A. It is not unusual for women who suffer from carpal tunnel syndrome (CTS) to notice an increase in symptoms when they are pregnant or for women who have never had CTS to develop carpal tunnel-like symptoms.
It is important to make a differentiation between true CTS and pregnancy-related symptoms. CTS is most commonly caused by overuse of the wrist coupled with poor body mechanics. Symptoms associated with pregnancy are not necessarily connected to your job or other activities, although certain activities may aggravate the symptoms. Pregnancy-related symptoms are caused by the increase in fluid retention and ligament laxity. This allows for more swelling in the carpal tunnel, which is already cramped for space. The additional pressure on the vessels and nerves produce the symptoms of pain, numbness, tingling, weakness, etc . . .

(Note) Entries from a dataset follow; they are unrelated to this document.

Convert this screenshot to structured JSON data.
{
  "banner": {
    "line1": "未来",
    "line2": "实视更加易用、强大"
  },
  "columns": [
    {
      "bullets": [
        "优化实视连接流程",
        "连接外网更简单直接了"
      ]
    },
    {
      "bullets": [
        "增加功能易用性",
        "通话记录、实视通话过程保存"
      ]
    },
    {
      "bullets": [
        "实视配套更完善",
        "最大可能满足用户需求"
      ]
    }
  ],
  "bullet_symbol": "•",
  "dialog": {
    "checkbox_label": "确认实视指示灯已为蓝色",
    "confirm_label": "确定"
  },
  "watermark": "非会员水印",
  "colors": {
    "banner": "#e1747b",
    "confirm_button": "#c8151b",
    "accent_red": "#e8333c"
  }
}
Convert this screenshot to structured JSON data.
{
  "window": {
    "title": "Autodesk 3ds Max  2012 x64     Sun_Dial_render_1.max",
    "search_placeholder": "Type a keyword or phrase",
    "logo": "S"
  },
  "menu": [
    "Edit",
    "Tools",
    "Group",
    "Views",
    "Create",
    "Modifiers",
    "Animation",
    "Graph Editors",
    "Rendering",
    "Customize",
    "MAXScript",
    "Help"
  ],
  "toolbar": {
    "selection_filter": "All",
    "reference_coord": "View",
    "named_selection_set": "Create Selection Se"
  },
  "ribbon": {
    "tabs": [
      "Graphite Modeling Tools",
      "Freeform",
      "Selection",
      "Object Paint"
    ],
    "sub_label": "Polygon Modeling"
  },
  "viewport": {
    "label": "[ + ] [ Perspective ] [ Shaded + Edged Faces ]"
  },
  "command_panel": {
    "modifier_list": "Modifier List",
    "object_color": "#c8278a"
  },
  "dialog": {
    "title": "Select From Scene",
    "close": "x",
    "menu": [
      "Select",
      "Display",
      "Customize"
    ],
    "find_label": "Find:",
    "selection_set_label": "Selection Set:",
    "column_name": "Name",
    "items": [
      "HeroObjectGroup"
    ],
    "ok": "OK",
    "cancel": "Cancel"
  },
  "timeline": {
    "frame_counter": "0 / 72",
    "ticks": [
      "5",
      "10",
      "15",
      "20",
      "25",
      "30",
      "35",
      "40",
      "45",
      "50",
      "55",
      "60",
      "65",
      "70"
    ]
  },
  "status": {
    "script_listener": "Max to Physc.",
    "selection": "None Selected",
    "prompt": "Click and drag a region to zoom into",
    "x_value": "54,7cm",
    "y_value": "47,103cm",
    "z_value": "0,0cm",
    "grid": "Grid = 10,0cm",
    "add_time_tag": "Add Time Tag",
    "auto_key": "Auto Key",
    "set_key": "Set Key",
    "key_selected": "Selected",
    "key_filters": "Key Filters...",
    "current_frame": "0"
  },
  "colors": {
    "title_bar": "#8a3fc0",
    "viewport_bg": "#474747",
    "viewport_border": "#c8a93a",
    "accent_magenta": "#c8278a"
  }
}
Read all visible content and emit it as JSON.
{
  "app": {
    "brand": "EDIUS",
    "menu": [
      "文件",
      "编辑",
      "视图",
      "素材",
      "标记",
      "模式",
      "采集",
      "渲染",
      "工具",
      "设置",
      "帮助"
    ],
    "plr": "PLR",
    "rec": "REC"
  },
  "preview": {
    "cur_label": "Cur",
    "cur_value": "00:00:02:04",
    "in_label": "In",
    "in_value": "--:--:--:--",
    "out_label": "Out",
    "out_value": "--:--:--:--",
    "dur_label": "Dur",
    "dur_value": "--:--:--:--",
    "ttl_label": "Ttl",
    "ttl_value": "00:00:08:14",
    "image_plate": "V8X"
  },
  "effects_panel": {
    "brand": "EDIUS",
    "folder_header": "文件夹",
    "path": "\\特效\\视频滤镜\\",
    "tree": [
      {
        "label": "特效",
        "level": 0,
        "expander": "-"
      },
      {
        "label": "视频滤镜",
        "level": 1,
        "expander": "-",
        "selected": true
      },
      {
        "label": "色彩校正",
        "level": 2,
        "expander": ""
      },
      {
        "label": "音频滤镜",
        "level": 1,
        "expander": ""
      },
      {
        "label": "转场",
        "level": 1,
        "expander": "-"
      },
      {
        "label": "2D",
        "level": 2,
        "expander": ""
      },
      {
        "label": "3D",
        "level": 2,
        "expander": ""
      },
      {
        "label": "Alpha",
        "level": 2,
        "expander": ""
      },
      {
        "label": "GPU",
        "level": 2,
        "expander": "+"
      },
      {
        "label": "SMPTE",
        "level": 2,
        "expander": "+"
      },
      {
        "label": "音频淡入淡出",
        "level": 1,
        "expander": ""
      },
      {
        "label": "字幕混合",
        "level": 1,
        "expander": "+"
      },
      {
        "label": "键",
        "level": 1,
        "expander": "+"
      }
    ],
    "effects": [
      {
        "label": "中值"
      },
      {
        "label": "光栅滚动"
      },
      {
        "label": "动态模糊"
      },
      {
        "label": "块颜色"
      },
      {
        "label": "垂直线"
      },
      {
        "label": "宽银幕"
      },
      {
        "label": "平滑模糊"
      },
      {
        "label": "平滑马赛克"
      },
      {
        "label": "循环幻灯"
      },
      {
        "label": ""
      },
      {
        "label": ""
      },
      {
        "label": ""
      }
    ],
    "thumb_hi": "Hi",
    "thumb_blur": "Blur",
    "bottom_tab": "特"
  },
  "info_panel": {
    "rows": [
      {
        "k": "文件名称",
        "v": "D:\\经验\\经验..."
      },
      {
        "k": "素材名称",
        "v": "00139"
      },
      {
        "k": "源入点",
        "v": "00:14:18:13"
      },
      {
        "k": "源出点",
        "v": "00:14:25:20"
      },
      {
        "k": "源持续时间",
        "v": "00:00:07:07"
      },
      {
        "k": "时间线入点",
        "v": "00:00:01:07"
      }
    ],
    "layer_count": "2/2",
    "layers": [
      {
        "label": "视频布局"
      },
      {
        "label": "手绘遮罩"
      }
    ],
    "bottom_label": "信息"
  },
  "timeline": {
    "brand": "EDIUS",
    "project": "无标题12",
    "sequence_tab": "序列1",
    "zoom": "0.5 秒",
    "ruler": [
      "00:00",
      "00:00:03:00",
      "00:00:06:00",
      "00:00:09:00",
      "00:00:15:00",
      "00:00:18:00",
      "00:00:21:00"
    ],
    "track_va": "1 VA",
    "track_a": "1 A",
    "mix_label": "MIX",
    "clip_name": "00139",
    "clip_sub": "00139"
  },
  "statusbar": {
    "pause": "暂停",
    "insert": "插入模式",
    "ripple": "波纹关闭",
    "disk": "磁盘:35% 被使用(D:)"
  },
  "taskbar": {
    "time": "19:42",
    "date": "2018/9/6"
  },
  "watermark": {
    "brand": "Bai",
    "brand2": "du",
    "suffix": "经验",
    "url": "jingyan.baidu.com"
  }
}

Stretches and exercises for the wrist are very helpful in alleviating the discomfort, promoting proper blood flow to the area and decreasing the accumulation of fluid. Ice or heat compresses may offer some relief, as may support braces. The braces are often most beneficial when used at night while sleeping, since this is often when symptoms are increased. Therapeutic ultrasound is often used to help to decrease the swelling. Manipulation of the wrist is also very beneficial. This will ensure that all the bones in the wrist are in correct alignment. Very often with the increase in ligament laxity and the increase in fluid, the bones become out of alignment or 'subluxated'. This only compounds the problem by causing more crowding in the carpal tunnel.
Symptoms associated with pregnancy and even the increase in true CTS symptoms usually resolve themselves within 6 weeks post partum. Occasionally they will persist and require more extensive therapy, however there is rarely a need for surgical intervention. The best way to ensure that the symptoms do not persist after pregnancy is to receive treatment during the pregnancy. If the vessels and nerves are compressed for long periods of time without relief, permanent damage is more likely to occur. Most chiropractors are knowledgeable about CTS, but you may feel more comfortable with a chiropractor that specializes in caring for women during pregnancy.